Joyce Carol Oates faces widowhood in this memoir. Her husband Ray dies suddenly, through a form of medical incompetence. Oates, with the sensibility of a startled racehorse, is bolting through a landscape struck with lightning. She never stops.

I have always liked Oates' writing. It is vivid, emotional and never lacks punch. Even in person she is Gothic - tall and thin, like a twisted pine tree. This book is the chronicle of her grief. In many ways it is a good read. This is because she brings to the narrative her own formidable skills as a writer. But in many other ways, she is like any ordinary individual unbalanced by a horrible surprise.

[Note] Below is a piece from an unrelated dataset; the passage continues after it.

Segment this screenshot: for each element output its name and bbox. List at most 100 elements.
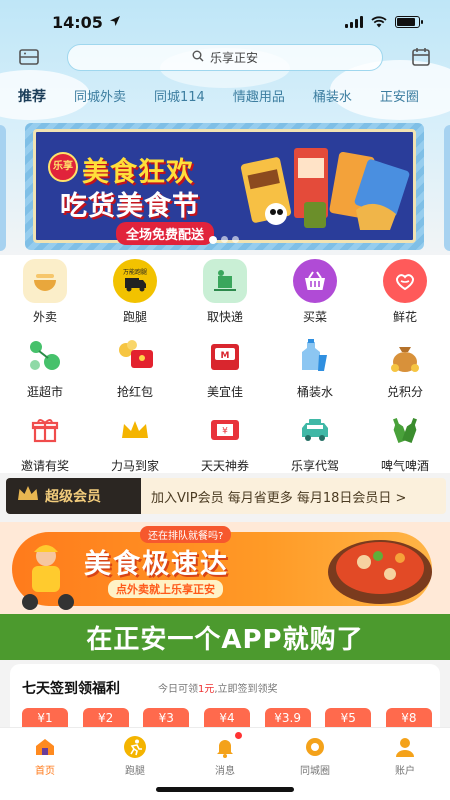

She and Ray had no children. They appeared to live relatively isolated from their respective families. Both lived in a lively intellectual milieu. But what Oates experiences is a kind of terrifying freefall. And even the most ordinary defences are taken away from her. (She asks a nurse to recommend a funeral parlour within hours of her husband's death. The nurse recommends the Yellow Pages.) She is as impractical as a turtle turned on its back. But her writer's mind, over-vivid, self-consumed, agonising, registers every nuance.

The book, given all this, is curiously readable, which is probably due to Oates' novelistic skills. She is, after all, the author (as she tells us) of a staggering 115 books, including 55 novels. One can be too prolific. In some ways she needed to write this book a little later in her grief process. It seems to have been started within days of her husband's death. There is no recollection in tranquillity and I have to admit, by page 227, I began to suffer grief fatigue. (There were almost another 200 pages to go.) But I finished the book. I felt I had to accompany her to the end.

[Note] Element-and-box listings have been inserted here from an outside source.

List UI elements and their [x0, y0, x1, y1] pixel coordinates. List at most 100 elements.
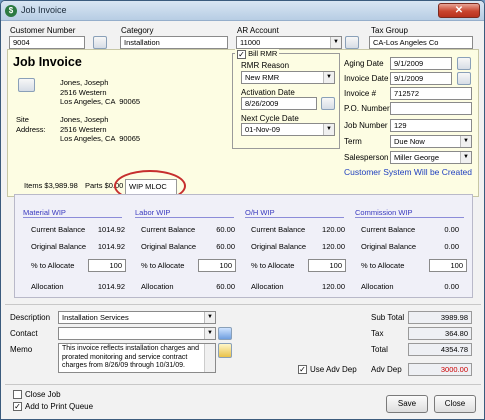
wip-head-labor: Labor WIP [135, 208, 171, 217]
wip-current-label: Current Balance [251, 225, 306, 234]
aging-date-field[interactable]: 9/1/2009 [390, 57, 452, 70]
chevron-down-icon: ▼ [330, 37, 341, 48]
tab-items[interactable]: Items $3,989.98 [21, 179, 81, 194]
wip-allocation-label: Allocation [31, 282, 64, 291]
next-cycle-date-dropdown[interactable]: 01-Nov-09 ▼ [241, 123, 335, 136]
memo-textarea[interactable]: This invoice reflects installation charg… [58, 343, 216, 373]
wip-current-label: Current Balance [361, 225, 416, 234]
wip-head-material: Material WIP [23, 208, 66, 217]
bill-rmr-checkbox[interactable]: ✓ [237, 49, 246, 59]
wip-original-label: Original Balance [361, 242, 417, 251]
title-bar: $ Job Invoice ✕ [1, 1, 484, 21]
invoice-date-field[interactable]: 9/1/2009 [390, 72, 452, 85]
overhead-allocate-input[interactable]: 100 [308, 259, 346, 272]
wip-allocation-label: Allocation [141, 282, 174, 291]
material-allocation-value: 1014.92 [97, 282, 125, 291]
next-cycle-date-label: Next Cycle Date [241, 114, 299, 123]
bill-address-icon[interactable] [18, 78, 35, 92]
material-allocate-input[interactable]: 100 [88, 259, 126, 272]
activation-calendar-icon[interactable] [321, 97, 335, 110]
ar-account-dropdown[interactable]: 11000 ▼ [236, 36, 342, 49]
close-job-checkbox[interactable] [13, 390, 22, 399]
add-contact-icon[interactable] [218, 327, 232, 340]
wip-original-label: Original Balance [31, 242, 87, 251]
po-number-field[interactable] [390, 102, 472, 115]
ar-account-value: 11000 [240, 38, 261, 47]
wip-head-divider [245, 217, 344, 218]
term-dropdown[interactable]: Due Now ▼ [390, 135, 472, 148]
save-button[interactable]: Save [386, 395, 428, 413]
wip-current-label: Current Balance [31, 225, 86, 234]
wip-allocate-label: % to Allocate [251, 261, 295, 270]
salesperson-value: Miller George [394, 153, 440, 162]
labor-allocate-input[interactable]: 100 [198, 259, 236, 272]
material-current-value: 1014.92 [97, 225, 125, 234]
salesperson-dropdown[interactable]: Miller George ▼ [390, 151, 472, 164]
description-label: Description [10, 313, 51, 322]
use-adv-dep-label: Use Adv Dep [310, 365, 357, 374]
ar-account-label: AR Account [237, 26, 279, 35]
commission-allocate-input[interactable]: 100 [429, 259, 467, 272]
description-dropdown[interactable]: Installation Services ▼ [58, 311, 216, 324]
tax-label: Tax [371, 329, 384, 338]
labor-allocation-value: 60.00 [216, 282, 235, 291]
wip-head-divider [23, 217, 122, 218]
customer-number-label: Customer Number [10, 26, 76, 35]
chevron-down-icon: ▼ [204, 328, 215, 339]
chevron-down-icon: ▼ [460, 136, 471, 147]
tax-group-label: Tax Group [371, 26, 408, 35]
ar-account-list-icon[interactable] [345, 36, 359, 49]
category-label: Category [121, 26, 154, 35]
chevron-down-icon: ▼ [204, 312, 215, 323]
term-label: Term [344, 137, 362, 146]
print-queue-checkbox[interactable]: ✓ [13, 402, 22, 411]
rmr-reason-label: RMR Reason [241, 61, 290, 70]
memo-scrollbar[interactable] [204, 344, 215, 372]
job-invoice-window: $ Job Invoice ✕ Customer Number 9004 Cat… [0, 0, 485, 420]
tax-value: 364.80 [408, 327, 472, 340]
subtotal-value: 3989.98 [408, 311, 472, 324]
term-value: Due Now [394, 137, 425, 146]
wip-current-label: Current Balance [141, 225, 196, 234]
wip-head-divider [135, 217, 234, 218]
customer-lookup-icon[interactable] [93, 36, 107, 49]
customer-system-notice: Customer System Will be Created [344, 167, 473, 177]
wip-allocate-label: % to Allocate [31, 261, 75, 270]
adv-dep-label: Adv Dep [371, 365, 402, 374]
memo-text: This invoice reflects installation charg… [62, 345, 199, 369]
window-close-button[interactable]: ✕ [438, 3, 480, 18]
customer-number-field[interactable]: 9004 [9, 36, 85, 49]
chevron-down-icon: ▼ [323, 124, 334, 135]
job-invoice-heading: Job Invoice [13, 55, 82, 69]
use-adv-dep-checkbox[interactable]: ✓ [298, 365, 307, 374]
commission-original-value: 0.00 [444, 242, 459, 251]
overhead-current-value: 120.00 [322, 225, 345, 234]
invoice-number-label: Invoice # [344, 89, 377, 98]
commission-current-value: 0.00 [444, 225, 459, 234]
labor-current-value: 60.00 [216, 225, 235, 234]
bill-rmr-legend: ✓ Bill RMR [235, 49, 280, 59]
tax-group-field[interactable]: CA-Los Angeles Co [369, 36, 473, 49]
aging-calendar-icon[interactable] [457, 57, 471, 70]
window-title: Job Invoice [21, 5, 67, 15]
wip-allocate-label: % to Allocate [361, 261, 405, 270]
category-field[interactable]: Installation [120, 36, 228, 49]
site-address-label: Site Address: [16, 115, 46, 134]
invoice-number-field[interactable]: 712572 [390, 87, 472, 100]
overhead-allocation-value: 120.00 [322, 282, 345, 291]
invoice-calendar-icon[interactable] [457, 72, 471, 85]
rmr-reason-dropdown[interactable]: New RMR ▼ [241, 71, 335, 84]
memo-edit-icon[interactable] [218, 343, 232, 358]
close-button[interactable]: Close [434, 395, 476, 413]
aging-date-label: Aging Date [344, 59, 384, 68]
close-job-label: Close Job [25, 390, 61, 399]
activation-date-label: Activation Date [241, 88, 295, 97]
activation-date-field[interactable]: 8/26/2009 [241, 97, 317, 110]
bill-rmr-label: Bill RMR [248, 49, 278, 58]
memo-label: Memo [10, 345, 33, 354]
site-address: Jones, Joseph 2516 Western Los Angeles, … [60, 115, 141, 143]
total-value: 4354.78 [408, 343, 472, 356]
contact-dropdown[interactable]: ▼ [58, 327, 216, 340]
wip-head-overhead: O/H WIP [245, 208, 275, 217]
job-number-field[interactable]: 129 [390, 119, 472, 132]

Tennyson once wrote, "Let love grasp grief, lest both be drowned." I thought this memoir was like a threshing of someone desperately trying to fight her way to the surface, all the time carrying a burden beyond words, beyond logic.

The story is well told, over-vivid, at times claustrophobic but always true. My final comment is that Ray her husband seems strangely absent. I had little real idea of what he was like as a human, an individual. It was almost as if he wasn't there. Which, I guess, was the point of the whole book.

Peter Wells is a Hawkes Bay-based writer.